On Tuesday, it was announced that the Nobel Physics Prize would be split between Canadian-American cosmologist and physicist James Peebles for his work on a model of the universe, as well as the team of astrophysicists Michel Mayor and Didier Queloz of the University of Geneva for their work on hunting exoplanets.
Modeling the universe
In the 1960s, Peebles created a theoretical model of the universe that has served as the foundation for scientists’ understanding of the evolution of the universe since the Big Bang until today.
During that time, there was little evidence for what the early universe may have looked like. Peebles’ model interpreted traces of ancient radiation and how the universe has evolved from being extremely hot and dense to growing cooler as it expanded.
As Peebles’ model evolved, he also contributed to the understanding of dark matter and dark energy and how only five percent of the material that makes up the universe is known — while an elusive 95 percent is made up of dark matter and energy.
Dark matter and dark energy still remain mysteries for astrophysicists today, perhaps the biggest mysteries in all of existence. Because dark matter and energy cannot be observed, their presence is known only by the effects that they create on their surrounding cosmic bodies.
However, another mystery revived by Tuesday’s award was why astronomer Vera Rubin, who concluded that galaxies are mostly made up of dark matter, was famously snubbed by the Nobel committee for her pioneering work during the 1960s and ‘70s.
Some have speculated that Rubin was largely overlooked because she was a woman in a male-dominated field. The 2018 Nobel Prize for Physics went to Canadian physicist Donna Strickland, who was the third woman in the history of the award to ever win it.
Rubin died in December 2016 at the age of 88, without ever receiving her Nobel Prize.
Meanwhile, Mayor and Queloz made the first discovery of a planet outside the solar system. The pair announced their discovery in October 1995, marking the first time an exoplanet was observed orbiting around a host star similar to our own sun.
Based on this discovery, scientists have hunted for exoplanets outside our solar system ever since, with a recorded 4,000 exoplanets so far.
The past quarter-century has abounded with exoplanet discoveries.
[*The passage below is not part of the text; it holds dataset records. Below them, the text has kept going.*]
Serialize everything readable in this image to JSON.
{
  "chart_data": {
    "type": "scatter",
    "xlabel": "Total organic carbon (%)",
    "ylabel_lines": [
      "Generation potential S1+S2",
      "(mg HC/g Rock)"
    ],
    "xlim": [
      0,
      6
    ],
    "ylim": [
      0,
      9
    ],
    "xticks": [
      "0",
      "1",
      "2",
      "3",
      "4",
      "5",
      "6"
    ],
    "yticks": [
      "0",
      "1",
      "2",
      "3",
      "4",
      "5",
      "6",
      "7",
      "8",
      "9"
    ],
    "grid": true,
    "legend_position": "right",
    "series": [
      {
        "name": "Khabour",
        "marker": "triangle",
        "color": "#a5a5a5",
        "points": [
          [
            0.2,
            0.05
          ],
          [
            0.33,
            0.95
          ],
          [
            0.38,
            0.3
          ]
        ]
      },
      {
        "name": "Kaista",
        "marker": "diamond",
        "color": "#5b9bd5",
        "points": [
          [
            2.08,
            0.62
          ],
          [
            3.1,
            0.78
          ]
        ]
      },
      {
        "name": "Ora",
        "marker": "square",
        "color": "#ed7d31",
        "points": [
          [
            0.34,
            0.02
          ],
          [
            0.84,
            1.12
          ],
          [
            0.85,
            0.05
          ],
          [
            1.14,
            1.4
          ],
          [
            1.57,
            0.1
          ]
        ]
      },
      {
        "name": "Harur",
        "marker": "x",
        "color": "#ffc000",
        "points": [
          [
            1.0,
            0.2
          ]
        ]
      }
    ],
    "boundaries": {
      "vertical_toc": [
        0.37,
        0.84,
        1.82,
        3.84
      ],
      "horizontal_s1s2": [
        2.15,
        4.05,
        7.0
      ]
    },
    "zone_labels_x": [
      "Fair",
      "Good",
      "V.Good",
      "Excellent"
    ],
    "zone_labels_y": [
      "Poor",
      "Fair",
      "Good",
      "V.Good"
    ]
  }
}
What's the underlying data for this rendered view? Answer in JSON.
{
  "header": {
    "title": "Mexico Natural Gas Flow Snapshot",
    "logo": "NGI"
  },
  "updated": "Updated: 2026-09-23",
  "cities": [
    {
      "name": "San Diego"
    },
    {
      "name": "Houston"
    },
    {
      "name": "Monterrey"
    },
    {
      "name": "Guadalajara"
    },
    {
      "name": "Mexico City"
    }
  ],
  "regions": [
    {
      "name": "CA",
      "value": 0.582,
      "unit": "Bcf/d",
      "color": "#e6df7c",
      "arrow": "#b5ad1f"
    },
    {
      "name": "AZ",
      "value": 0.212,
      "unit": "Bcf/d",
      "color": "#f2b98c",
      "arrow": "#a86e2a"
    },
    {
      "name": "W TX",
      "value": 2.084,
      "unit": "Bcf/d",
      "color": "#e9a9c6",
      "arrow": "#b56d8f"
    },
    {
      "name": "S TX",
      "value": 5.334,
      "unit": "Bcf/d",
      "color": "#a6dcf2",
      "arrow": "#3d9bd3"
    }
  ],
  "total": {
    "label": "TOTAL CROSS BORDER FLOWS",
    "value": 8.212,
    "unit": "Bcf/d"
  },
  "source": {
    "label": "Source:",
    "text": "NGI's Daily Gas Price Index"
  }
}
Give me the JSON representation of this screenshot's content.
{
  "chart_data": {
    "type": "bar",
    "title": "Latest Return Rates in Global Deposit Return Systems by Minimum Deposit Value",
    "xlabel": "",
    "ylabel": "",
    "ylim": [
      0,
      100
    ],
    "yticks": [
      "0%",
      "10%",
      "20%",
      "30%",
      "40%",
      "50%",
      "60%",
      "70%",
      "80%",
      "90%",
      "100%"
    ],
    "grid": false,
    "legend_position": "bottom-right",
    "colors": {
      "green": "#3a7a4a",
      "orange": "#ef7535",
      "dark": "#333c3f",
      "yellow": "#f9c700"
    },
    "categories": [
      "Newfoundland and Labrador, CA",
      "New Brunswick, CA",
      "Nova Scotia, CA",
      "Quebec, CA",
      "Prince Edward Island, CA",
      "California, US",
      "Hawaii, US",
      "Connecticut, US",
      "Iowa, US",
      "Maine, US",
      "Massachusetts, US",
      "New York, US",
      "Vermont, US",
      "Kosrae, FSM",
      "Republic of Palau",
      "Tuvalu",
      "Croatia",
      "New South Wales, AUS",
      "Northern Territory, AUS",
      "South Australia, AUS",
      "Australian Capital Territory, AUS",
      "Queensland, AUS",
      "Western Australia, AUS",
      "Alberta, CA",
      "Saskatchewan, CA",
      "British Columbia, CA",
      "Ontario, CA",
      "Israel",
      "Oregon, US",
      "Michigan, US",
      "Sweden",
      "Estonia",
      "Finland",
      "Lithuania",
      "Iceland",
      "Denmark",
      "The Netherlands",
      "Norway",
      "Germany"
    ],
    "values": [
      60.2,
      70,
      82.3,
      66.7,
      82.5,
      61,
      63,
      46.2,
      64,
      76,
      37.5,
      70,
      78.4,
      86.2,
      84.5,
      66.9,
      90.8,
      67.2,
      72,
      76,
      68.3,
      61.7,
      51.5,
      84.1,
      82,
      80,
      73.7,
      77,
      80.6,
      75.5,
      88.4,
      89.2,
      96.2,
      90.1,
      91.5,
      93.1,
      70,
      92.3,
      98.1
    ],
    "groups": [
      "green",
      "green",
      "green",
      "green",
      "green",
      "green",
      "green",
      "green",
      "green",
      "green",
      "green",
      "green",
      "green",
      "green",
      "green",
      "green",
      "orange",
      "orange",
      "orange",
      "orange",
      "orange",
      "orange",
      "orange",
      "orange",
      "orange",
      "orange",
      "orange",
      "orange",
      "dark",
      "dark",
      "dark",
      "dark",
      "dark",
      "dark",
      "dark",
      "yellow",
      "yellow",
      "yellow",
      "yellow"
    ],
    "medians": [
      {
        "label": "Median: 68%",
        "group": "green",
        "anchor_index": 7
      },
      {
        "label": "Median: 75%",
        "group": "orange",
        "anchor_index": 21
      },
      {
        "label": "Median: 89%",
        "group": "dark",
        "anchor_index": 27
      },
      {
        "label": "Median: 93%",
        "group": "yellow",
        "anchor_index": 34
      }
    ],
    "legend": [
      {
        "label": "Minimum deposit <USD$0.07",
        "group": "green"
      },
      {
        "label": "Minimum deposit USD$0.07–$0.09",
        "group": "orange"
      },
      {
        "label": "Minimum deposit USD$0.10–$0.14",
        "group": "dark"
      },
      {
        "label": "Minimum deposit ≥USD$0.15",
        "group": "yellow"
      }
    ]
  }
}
Ever since Mayor and Queloz made their discovery of 51 Pegasi b, funding has poured into new technologies to discover and observe exoplanets beyond the solar system.
Most recently, NASA launched the $200 million Transiting Exoplanet Survey Satellite in April 2018 to survey 200,000 bright stars in search of exoplanets for a period of two years. TESS has confirmed 29 exoplanets so far.
Although they were made decades apart, these discoveries have changed our understanding of the universe, its expansion, and the unknown material that hides in its darkness, as well as where the Earth stands in relation to this ever-expanding cosmic home.